The parts for the new water treatment facility that will enable one of the Brookvale pumps to be turned on again have been constructed across the globe.
Some have arrived, including the UV plant, while others are either clearing customs in their home countries or on flights.
It has been a mammoth task. Normally putting in a two-stage treatment plant of this size would take a year at minimum rather than the five months that this one is being completed in, says Hastings District Council assets manager Craig Thew.
“We have had people working on this right through the Christmas break, planning, checking, ringing freight forwarding companies to get it all here as soon as we possibly can.
“But unfortunately for us that Christmas break has lost us some time, as factories making these products don’t work through. To help catch up we have flown the gear in rather than shipping it which is shaving delivery times from about 14 weeks back to about four weeks.”
The made-to-order UV unit was built in the Netherlands and arrived last week. Filter cartridges had to be ordered from the United States and were being processed by US customs this week, expected to arrive late next week. The filter housings, also made overseas, are expected next week as well. Smaller components including valves, flow meters and telemetry equipment has been purchased from overseas suppliers and are all either here or close. The stainless steel pipes have been designed and are being welded in Hawke’s Bay.
“All of these components have to be made individually by companies experienced in this sort of work. There is no such thing as an off-the-shelf treatment plant at this scale,” said Mr Thew.
The planning and construction are painstaking, as Council has to be sure that all the different parts will fit together on site.
“All treatment plants have different requirements relating to things like site, water pressures and the need to connect to differing systems.”
In the meantime site works, including floor slabs, pipe work and a shipping container that will house the plant, had been installed.
Council had investigated whether employing more people could speed the process up, however that had not proved possible. “In the end it is the manufacturing of the parts that takes the time and that can’t be sped up,” said Mr Thew.

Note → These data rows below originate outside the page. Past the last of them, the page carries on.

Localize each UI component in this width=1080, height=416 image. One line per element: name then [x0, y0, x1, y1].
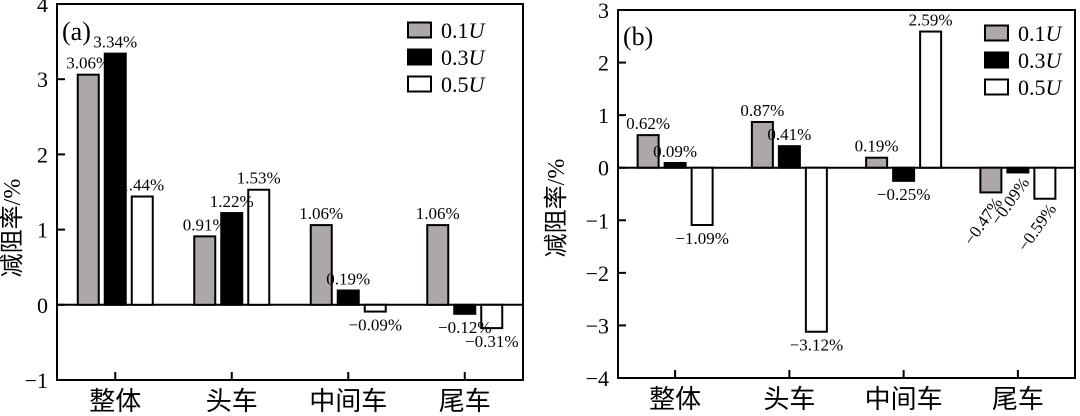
bar — [865, 156, 889, 169]
value-label: 1.06% — [416, 204, 460, 223]
bar — [336, 289, 360, 306]
value-label: 0.19% — [326, 270, 370, 289]
ytick-label: 1 — [37, 218, 48, 243]
bar — [130, 195, 154, 306]
legend-swatch — [407, 75, 432, 93]
value-label: 0.87% — [740, 101, 784, 120]
category-label: 整体 — [89, 387, 141, 416]
chart-panel-a: 4 3 2 1 0 −1 整体 头车 中间车 尾车 3.06% 0.91% 1.06% 1.06% 3.34… — [0, 0, 524, 416]
value-label: −0.59% — [1014, 200, 1060, 255]
legend-label: 0.1U — [441, 18, 487, 43]
ytick-label: −2 — [586, 261, 609, 286]
category-label: 尾车 — [439, 387, 491, 416]
value-label: −0.25% — [877, 185, 931, 204]
bar — [892, 166, 916, 182]
legend-label: 0.5U — [1018, 75, 1064, 100]
bar — [636, 134, 660, 169]
category-label: 头车 — [763, 385, 815, 414]
category-label: 尾车 — [992, 385, 1044, 414]
ytick-label: −3 — [586, 313, 609, 338]
value-label: −3.12% — [790, 336, 844, 355]
bar — [979, 166, 1003, 194]
value-label: 2.59% — [909, 11, 953, 30]
ytick-label: 2 — [598, 51, 609, 76]
bar — [453, 303, 477, 315]
ytick-label: −1 — [25, 368, 48, 393]
category-label: 头车 — [206, 387, 258, 416]
value-label: 1.53% — [237, 169, 281, 188]
value-label: 0.41% — [767, 125, 811, 144]
value-label: −1.09% — [675, 229, 729, 248]
value-label: 3.06% — [66, 54, 110, 73]
value-label: 1.44% — [120, 176, 164, 195]
ytick-label: 3 — [37, 67, 48, 92]
legend-label: 0.3U — [1018, 48, 1064, 73]
y-axis-label: 减阻率/% — [543, 159, 570, 258]
legend-label: 0.3U — [441, 45, 487, 70]
bar — [804, 166, 828, 333]
category-label: 中间车 — [309, 387, 387, 416]
bar — [690, 166, 714, 227]
bar — [76, 73, 100, 306]
bar — [919, 30, 943, 169]
plot-border — [56, 3, 524, 381]
plot-border — [617, 9, 1076, 379]
legend-label: 0.5U — [441, 72, 487, 97]
ytick-label: 4 — [37, 0, 48, 17]
legend-swatch — [407, 21, 432, 39]
legend-swatch — [407, 48, 432, 66]
ytick-label: 0 — [598, 156, 609, 181]
value-label: 3.34% — [93, 33, 137, 52]
bar — [309, 224, 333, 306]
ytick-label: 2 — [37, 142, 48, 167]
legend-swatch — [984, 51, 1009, 69]
value-label: 1.06% — [299, 204, 343, 223]
ytick-label: −4 — [586, 366, 609, 391]
bar — [193, 235, 217, 306]
value-label: 0.19% — [855, 137, 899, 156]
value-label: −0.12% — [438, 318, 492, 337]
ytick-label: 3 — [598, 0, 609, 23]
value-label: 0.62% — [626, 114, 670, 133]
value-label: −0.31% — [465, 332, 519, 351]
value-label: 0.91% — [183, 215, 227, 234]
legend-swatch — [984, 78, 1009, 96]
ytick-label: 1 — [598, 103, 609, 128]
bar — [103, 52, 127, 306]
value-label: 1.22% — [210, 192, 254, 211]
y-axis-label: 减阻率/% — [0, 179, 26, 278]
panel-label: (b) — [623, 22, 653, 51]
category-label: 中间车 — [865, 385, 943, 414]
bar — [247, 188, 271, 306]
bar — [1033, 166, 1057, 200]
panel-label: (a) — [62, 17, 91, 46]
legend-label: 0.1U — [1018, 21, 1064, 46]
bar — [663, 161, 687, 169]
value-label: 0.09% — [653, 142, 697, 161]
ytick-label: −1 — [586, 208, 609, 233]
legend-swatch — [984, 24, 1009, 42]
bar — [480, 303, 504, 330]
category-label: 整体 — [649, 385, 701, 414]
bar — [363, 303, 387, 313]
value-label: −0.09% — [349, 316, 403, 335]
bar — [1006, 166, 1030, 174]
bar — [220, 212, 244, 306]
ytick-label: 0 — [37, 293, 48, 318]
bar — [750, 120, 774, 169]
bar — [426, 224, 450, 306]
bar — [777, 145, 801, 169]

The news that almost all the parts were nearly here was welcomed by Hastings mayor Lawrence Yule.
“We know that the length of time to get another pump up and running has been a very frustrating process for our residents, but the reality is that this is a treatment plant, not just a well with a filter, and these things have to be made to measure,” he said.
“The drawings show that the physical aspects of the project are complex, and they involve different companies making different elements of the design.”
Realistically, the new plant will not be pumping water into the system until mid-February, he said.
“We wish it could be sooner, but with the best will in the world we can’t make it go faster.”
Originally it had been hoped that the installation of a UV unit alone would mean the bore could be opened before the end of January, however that had not been the case and the second stage filtering system had been added.
Mr Yule said all other options were considered but would have taken longer. “People have asked why we did not put more new bores down but that process can take up to two years for such a large supply. Health requirements mean that the aging of water alone takes at least five months.
“While the physical drilling of the bore can be quick, it is the associated pipework, power supply, consenting and testing that takes a lot of time. Because the large pipework to Havelock North was already in place at Brookvale Rd with things like power, it made sense to use that but with new treatments added.”